Tuesday, October 1, 2013

20131001.0741

I have in past years referred to the month of October as Death Month, for it has had an unfortunate tendency to claim the health or life of members of my family.  Both of my grandfathers died in October, for example.  I spent many Octobers ill, and indeed contracted mono at the end of October during my first year of graduate school.  I recall that some rather unfortunate diagnoses came through in October, as well, and what I recall of the family legendry notes that many of the dates of death in earlier generations fell in the old eighth month.

The past months--nearly a year now, actually--have produced quite a shift away from that.  Deaths among those I have known have been happening throughout the year, not confining themselves to the early autumn.  Major upheavals have taken place time and time again since December, and most of them have been far other than pleasant; even those that have been good have been stunning in their magnitude.  Hair-tearing somehow comes to mind.

So as October begins amid a governmental shutdown for me (since I live in the United States), I find that I cannot accord it the same label I have given it in years past.  I do not know that the label will not be accurate--although I very much hope it will not be.  I do know that it no longer serves to differentiate this month from the others, hence my refusal to use the label again this year.  And I cannot say that I am entirely pleased with the change, particularly given the price paid for making it.

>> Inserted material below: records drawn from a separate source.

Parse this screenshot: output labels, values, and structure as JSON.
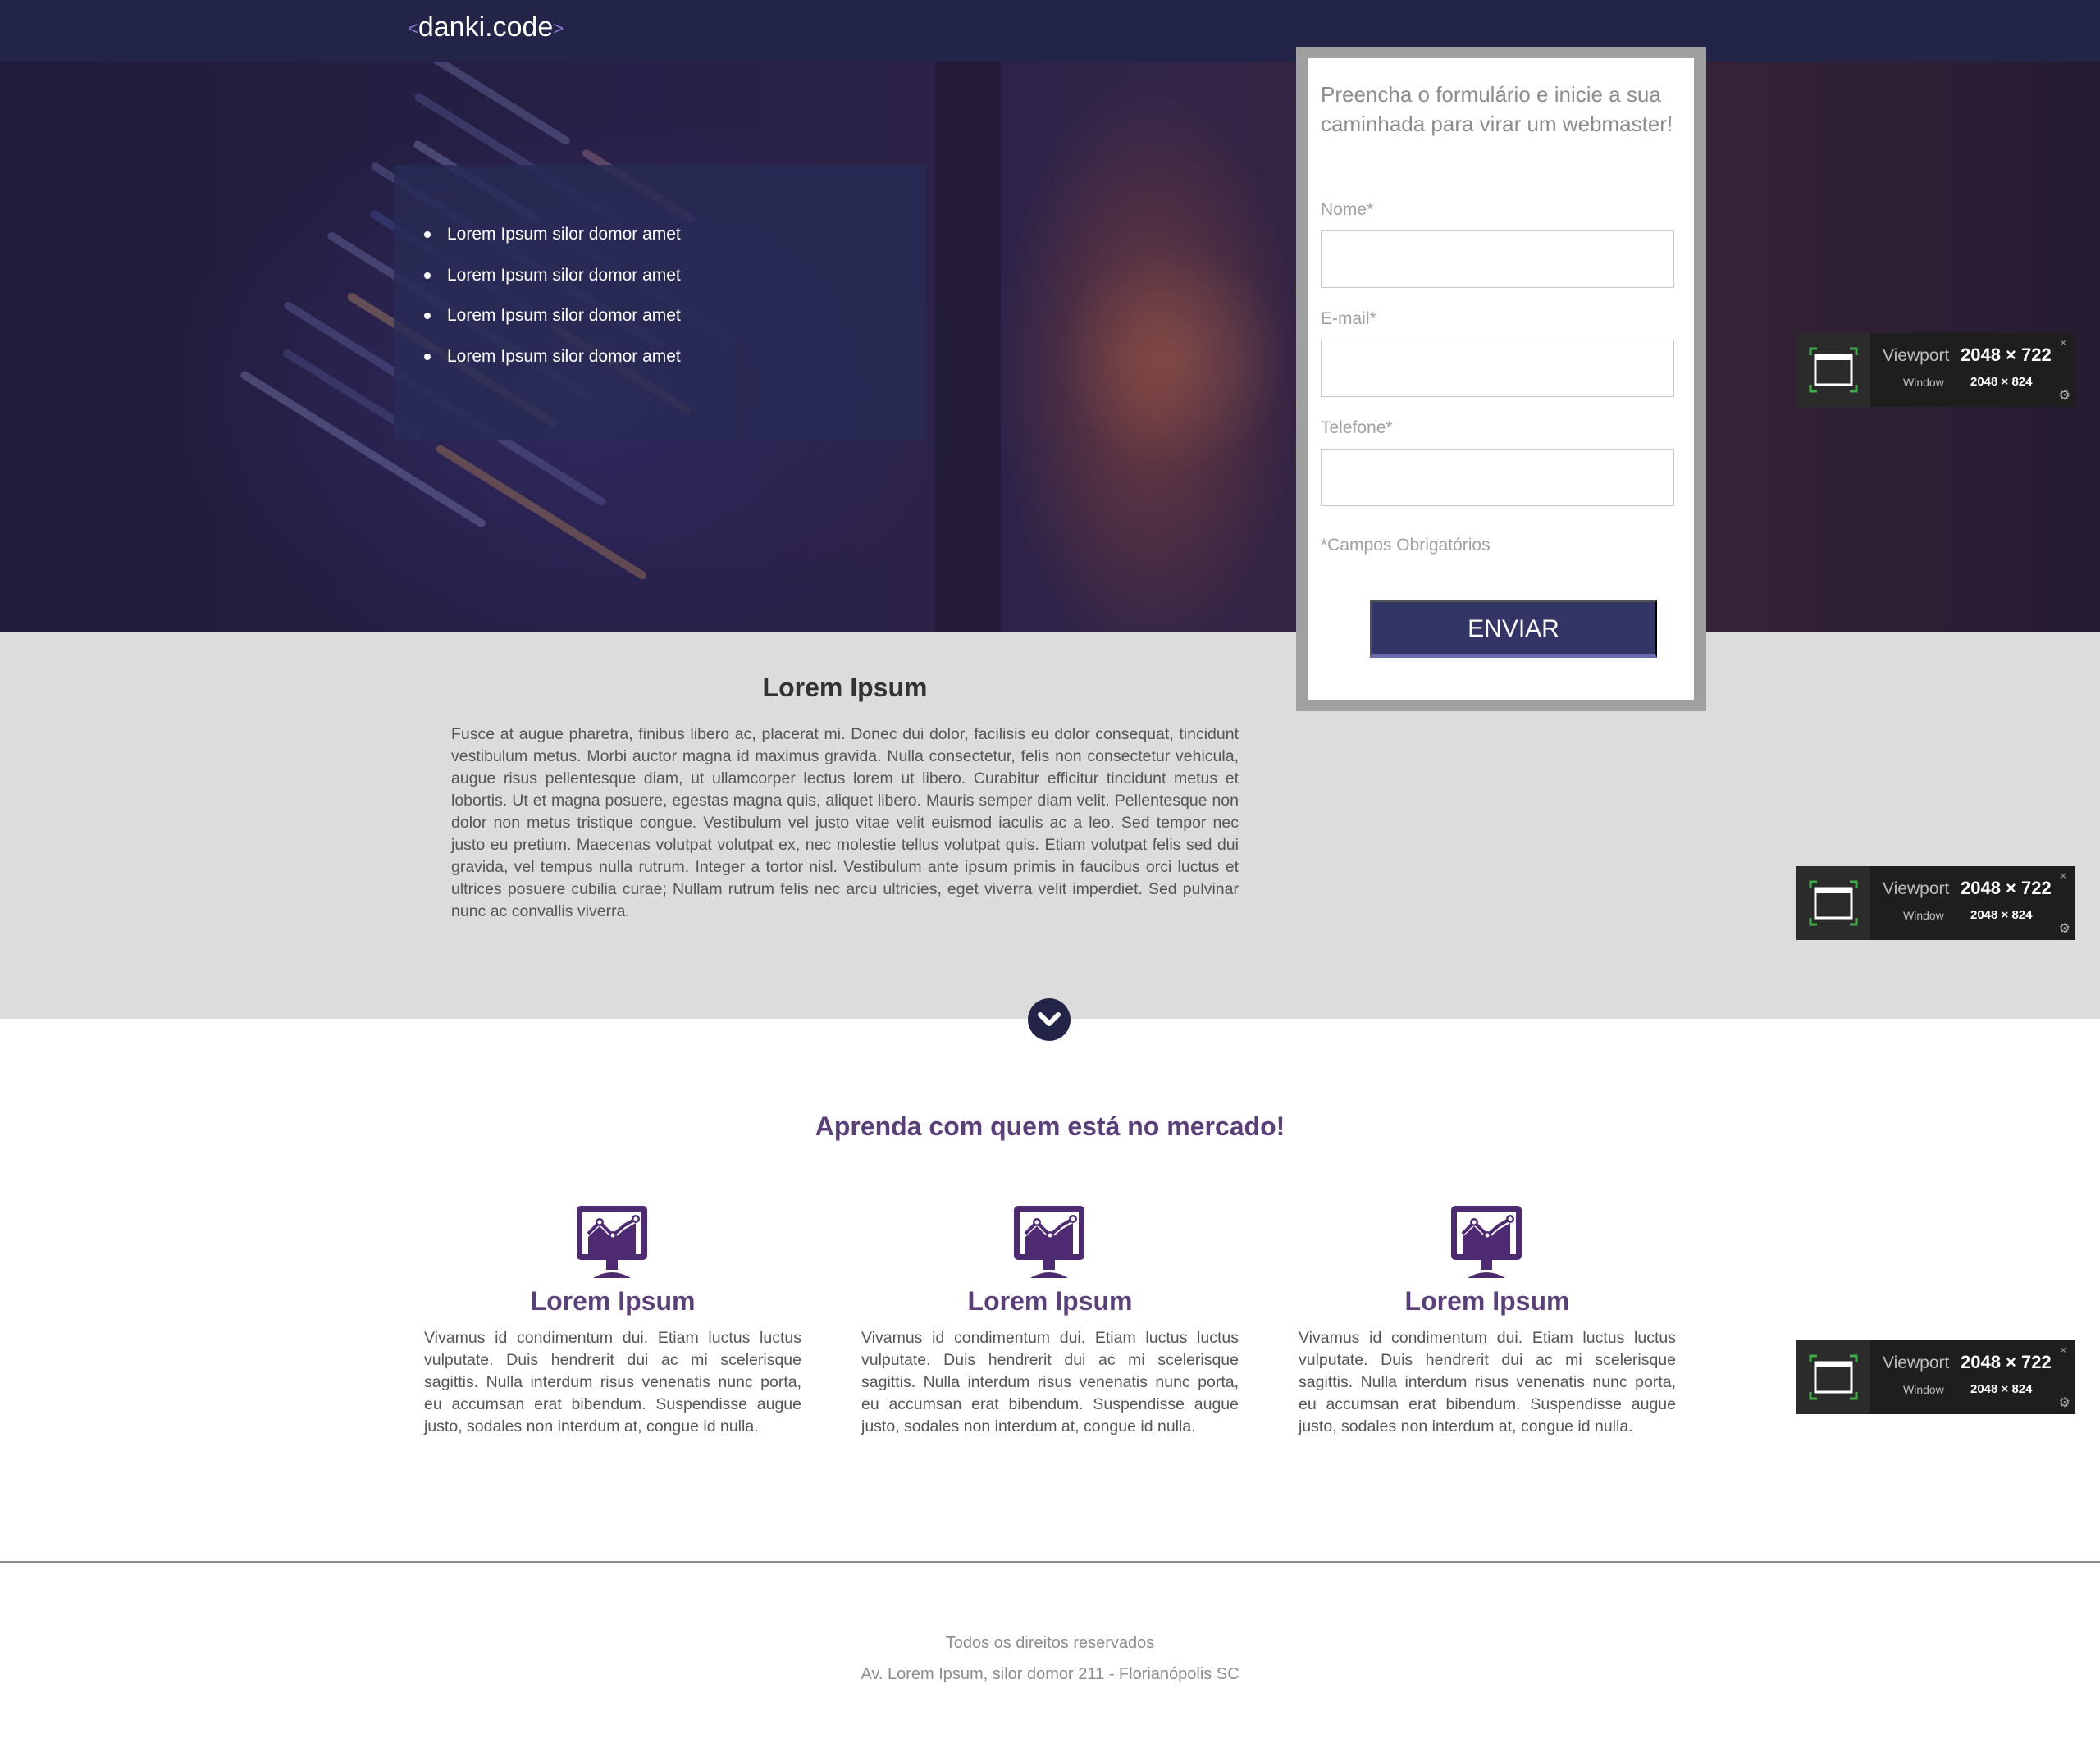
{
  "header": {
    "logo_left": "<",
    "logo_text": "danki.code",
    "logo_right": ">"
  },
  "hero": {
    "items": [
      "Lorem Ipsum silor domor amet",
      "Lorem Ipsum silor domor amet",
      "Lorem Ipsum silor domor amet",
      "Lorem Ipsum silor domor amet"
    ]
  },
  "form": {
    "intro": "Preencha o formulário e inicie a sua caminhada para virar um webmaster!",
    "fields": [
      {
        "label": "Nome*",
        "value": ""
      },
      {
        "label": "E-mail*",
        "value": ""
      },
      {
        "label": "Telefone*",
        "value": ""
      }
    ],
    "required_note": "*Campos Obrigatórios",
    "submit_label": "ENVIAR"
  },
  "about": {
    "title": "Lorem Ipsum",
    "text": "Fusce at augue pharetra, finibus libero ac, placerat mi. Donec dui dolor, facilisis eu dolor consequat, tincidunt vestibulum metus. Morbi auctor magna id maximus gravida. Nulla consectetur, felis non consectetur vehicula, augue risus pellentesque diam, ut ullamcorper lectus lorem ut libero. Curabitur efficitur tincidunt metus et lobortis. Ut et magna posuere, egestas magna quis, aliquet libero. Mauris semper diam velit. Pellentesque non dolor non metus tristique congue. Vestibulum vel justo vitae velit euismod iaculis ac a leo. Sed tempor nec justo eu pretium. Maecenas volutpat volutpat ex, nec molestie tellus volutpat quis. Etiam volutpat felis sed dui gravida, vel tempus nulla rutrum. Integer a tortor nisl. Vestibulum ante ipsum primis in faucibus orci luctus et ultrices posuere cubilia curae; Nullam rutrum felis nec arcu ultricies, eget viverra velit imperdiet. Sed pulvinar nunc ac convallis viverra."
  },
  "features": {
    "title": "Aprenda com quem está no mercado!",
    "items": [
      {
        "title": "Lorem Ipsum",
        "text": "Vivamus id condimentum dui. Etiam luctus luctus vulputate. Duis hendrerit dui ac mi scelerisque sagittis. Nulla interdum risus venenatis nunc porta, eu accumsan erat bibendum. Suspendisse augue justo, sodales non interdum at, congue id nulla."
      },
      {
        "title": "Lorem Ipsum",
        "text": "Vivamus id condimentum dui. Etiam luctus luctus vulputate. Duis hendrerit dui ac mi scelerisque sagittis. Nulla interdum risus venenatis nunc porta, eu accumsan erat bibendum. Suspendisse augue justo, sodales non interdum at, congue id nulla."
      },
      {
        "title": "Lorem Ipsum",
        "text": "Vivamus id condimentum dui. Etiam luctus luctus vulputate. Duis hendrerit dui ac mi scelerisque sagittis. Nulla interdum risus venenatis nunc porta, eu accumsan erat bibendum. Suspendisse augue justo, sodales non interdum at, congue id nulla."
      }
    ]
  },
  "footer": {
    "rights": "Todos os direitos reservados",
    "address": "Av. Lorem Ipsum, silor domor 211 - Florianópolis SC"
  },
  "viewport_widget": {
    "viewport_label": "Viewport",
    "viewport_value": "2048 × 722",
    "window_label": "Window",
    "window_value": "2048 × 824",
    "close_glyph": "×",
    "gear_glyph": "⚙"
  },
  "colors": {
    "header_bg": "#222548",
    "button_bg": "#343567",
    "accent_purple": "#5a3f7a",
    "section_gray": "#dcdcdc"
  },
  "icons": {
    "feature_icon": "monitor-chart-icon",
    "scroll_icon": "chevron-down-icon"
  }
}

Such prices are charged and paid whether or not those who are billed and whose accounts are debited are aware of them or consent to them--as public events have served to return to mind.  I know that my own reserves have been quite depleted of late, sometimes by my own expenditures and for my own goals, sometimes by fees incurred along the way.  And I have trouble balancing accounts; there are factors involved, compounded interest and taxes and penalties and various other numerical trickeries, of which I am ignorant.  (Some will say, no doubt, that it is the foolishness of my seeking training and work in the academic humanities that has left me thusly ignorant, and that I deserve to suffer therefore.  Fuck those people.)  I am not certain that I trust that matters balance out; I feel very much as if I am in the red, as if I have paid more than I have earned, and that I will never be able to earn enough to offset the expenses that I incur simply from being in the world.  Those I take on in the attempts to find work at all--I have long since abandoned any pretense of being entrepreneurial--add to the burden, as I increasingly think true for all.

Where there is any debt relief, I am unsure.  If there is any such debt relief, I am also unsure.